Gynecological malignancies remain an important health concern for women. The disease can be identified promptly when women report the warning symptoms early. Therefore, all the women should be made aware about the gynecological malignancies, its warning symptoms, factors responsible, diagnosis, place of treatment, nature of treatment, feasibility of cure, and prognosis. All these information if imparted to the women will result in prevention, early diagnosis, and timely management of gynecological malignancies and therefore will have a major impact on reduction of burden of these cancers. This can be achieved through health personnel, educational radio/television programs, newspapers, magazines, and other media as well. Community-based activities, including support groups and volunteer health promoters, may also hold promise since they can maximize the interest and resources of the women themselves as well as the community. Women should also be made aware about the urgency of seeking appropriate health care on experiencing the possible warning symptoms because the earlier a cancer is detected, the easier it is to treat. Even after diagnosis and initiation of treatment, continuation of treatment and follow-up should be emphasized. Female literacy can go a long way in inculcating the above among the women population. Further, not only the women, awareness about the gynecological malignancies should also be provided to their husbands, other family members, and the community.

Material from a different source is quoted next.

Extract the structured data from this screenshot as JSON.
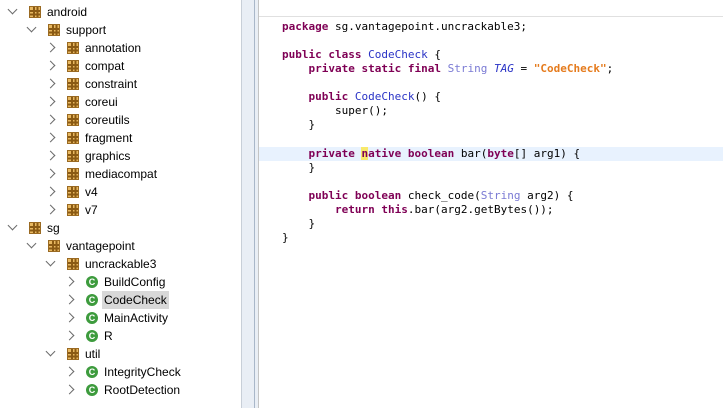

Primary care physicians should be made aware of the possible warning symptoms of gynecological malignancies, and they should refer women who present with the possible symptoms promptly to an appropriate health facility to exclude the possibility of malignancy. Private practitioners including the general physicians can play a vital role to decrease the burden of this disease.

Future research on knowledge about the disease and health care-seeking behavior of women suffering from gynecological malignancies should be undertaken in the community for further insight on prevention and early detection of gynecological malignancies.